Saturday, June 26, 2021

Poverty

 Poor Folk was the title Fyodor Dostoyevsky gave to his first book, which he pulled together from the portraits of his neighbors in the poorest quarter of St. Petersburg, Russia, that he had written to hone his craft.  In his early twenties, and this his first work published, he became a literary sensation overnight.  

His masterful Crime and Punishment, written twenty years later, is set in the same quarter, and many of its characters would qualify for the first book’s title.  This spring I re-read it because our Well-read Women graciously invited me to join them in discussing the book.  I also read a biography of Dostoevsky, which helped me to understand why the book had struck me so strongly when I had first read it in high school.   One of its observations was that he always wrote about people, lives, personalities, and gave no time to such distractions as scenery. 

Dostoevsky was animated by a concern for the poor, of which there was no shortage in his beloved Russia.  He also had an eye for their humanity, which made it possible for him to present them in the fullness of their characters, not just as poster-children for their plight.  The situations he described were breathtaking in their desperation, yet his characters were still people with personalities, actors in their drama, capable of love, however unlikely that was; and worthy of love, however undetectable that was.

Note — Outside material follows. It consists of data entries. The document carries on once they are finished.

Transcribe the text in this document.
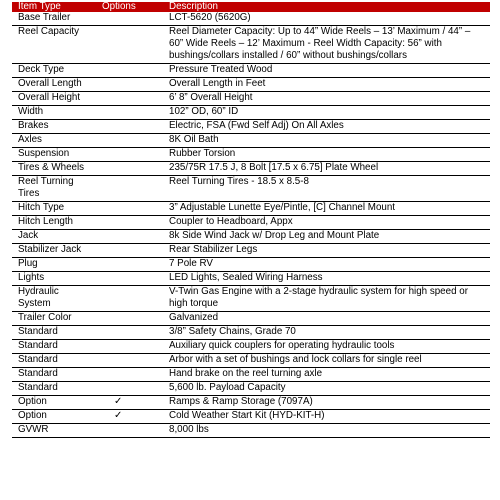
Item Type	Options	Description
Base Trailer		LCT-5620 (5620G)
Reel Capacity		Reel Diameter Capacity: Up to 44” Wide Reels – 13’ Maximum / 44” – 60” Wide Reels – 12’ Maximum - Reel Width Capacity: 56” with bushings/collars installed / 60” without bushings/collars
Deck Type		Pressure Treated Wood
Overall Length		Overall Length in Feet
Overall Height		6’ 8” Overall Height
Width		102” OD, 60” ID
Brakes		Electric, FSA (Fwd Self Adj) On All Axles
Axles		8K Oil Bath
Suspension		Rubber Torsion
Tires & Wheels		235/75R 17.5 J, 8 Bolt [17.5 x 6.75] Plate Wheel
Reel Turning Tires		Reel Turning Tires - 18.5 x 8.5-8
Hitch Type		3” Adjustable Lunette Eye/Pintle, [C] Channel Mount
Hitch Length		Coupler to Headboard, Appx
Jack		8k Side Wind Jack w/ Drop Leg and Mount Plate
Stabilizer Jack		Rear Stabilizer Legs
Plug		7 Pole RV
Lights		LED Lights, Sealed Wiring Harness
Hydraulic System		V-Twin Gas Engine with a 2-stage hydraulic system for high speed or high torque
Trailer Color		Galvanized
Standard		3/8” Safety Chains, Grade 70
Standard		Auxiliary quick couplers for operating hydraulic tools
Standard		Arbor with a set of bushings and lock collars for single reel
Standard		Hand brake on the reel turning axle
Standard		5,600 lb. Payload Capacity
Option	✓	Ramps & Ramp Storage (7097A)
Option	✓	Cold Weather Start Kit (HYD-KIT-H)
GVWR		8,000 lbs
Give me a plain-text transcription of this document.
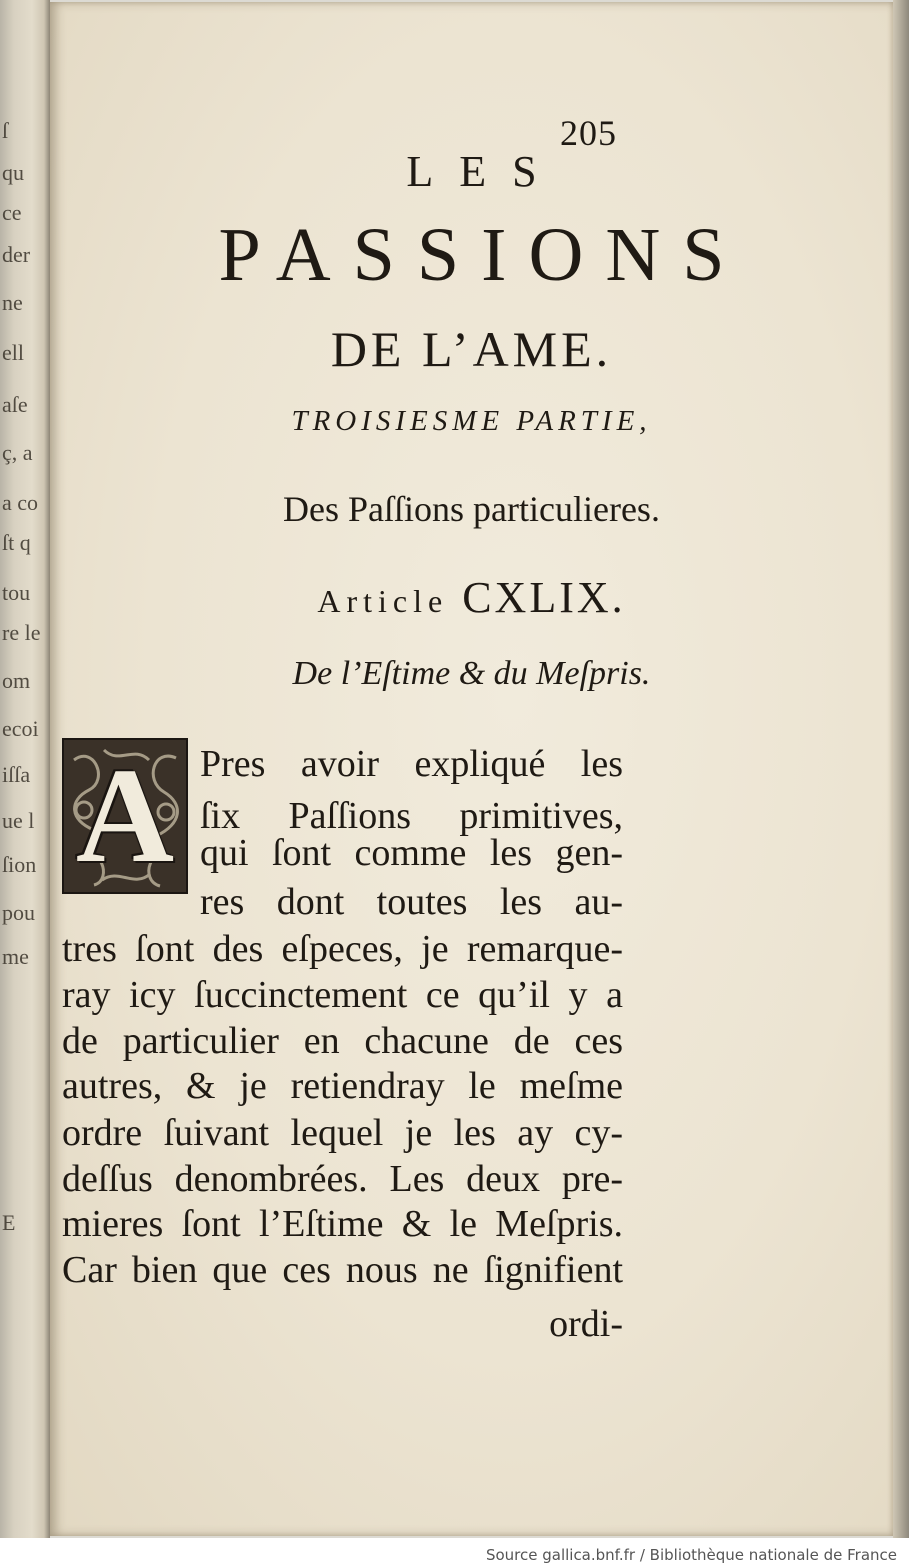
ſ
qu
ce
der
ne
ell
aſe
ç, a
a co
ſt q
tou
re le
om
ecoi
iſſa
ue l
ſion
pou
me
E
205
LES
PASSIONS
DE L’AME.
TROISIESME PARTIE,
Des Paſſions particulieres.
Article CXLIX.
De l’Eſtime & du Meſpris.
A Pres avoir expliqué les
ſix Paſſions primitives,
qui ſont comme les gen-
res dont toutes les au-
tres ſont des eſpeces, je remarque-
ray icy ſuccinctement ce qu’il y a
de particulier en chacune de ces
autres, & je retiendray le meſme
ordre ſuivant lequel je les ay cy-
deſſus denombrées. Les deux pre-
mieres ſont l’Eſtime & le Meſpris.
Car bien que ces nous ne ſignifient
ordi-
Source gallica.bnf.fr / Bibliothèque nationale de France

Once I had put that massive reading project behind me, I took up a book of short stories by modern, U.S. Southern authors that I had put down a few years ago and then lent to someone.  It had been a little too grim for me, too often wallowing for the seeming pleasure of it in the theatrically rough and gruesome situations and actions of the characters it depicted.  My familiarity with the South helped me discern an exaggeration that turned me away from enjoying the authenticity that I admired.  But when the book came back, I took it up for another try, and the first story I randomly chose had in its introduction these lines:

“I think you see people writing now from a class of people that hasn’t spoken at all.  … The attitude … has been that poor people are like everybody else, only with fewer things.  Nobody dealt with just how animalistic your life can be when you don’t have anything.”

Which struck me, even once I had got past the modern American assumption of having invented everything from scratch.  So much of our entertainment for the past century has depicted the rich, even the effortlessly well-to-do: the beautiful, the talented, the well-dressed folk in their gorgeous homes, with no visible means of support.   The steady diet of the plight of the comfortable, whether played for laughs or tears, has led to the above assumption that savage behavior is the result of poverty.  It also implies that comfortable people are savages who need not act as such.  The conclusion waiting to be drawn is that if the poverty were eliminated, the savagery would disappear.   Which explains why so many modern Americans are convinced that they would be happier – and better – if only they had more.  

But Dostoevsky recognized that the fullness of human nature resides in the poor as well as the rich.  A proud man who has given himself to savagery can be raised to the full glory of human life when he accepts the humiliation of unmerited love.  From those who choose to sacrifice even in their destitution we can all learn the real nature of the drama that our comforts disguise.  

The politicians promise to eliminate poverty, while the Truth Himself promises, the poor you will always have with you. (Mt 26:11)  No wealth or comfort can disguise our tendency toward savagery, nor our capacity for nobility.  As Dostoevsky might have explained had he been from Alabama, the Poor Folks’s us.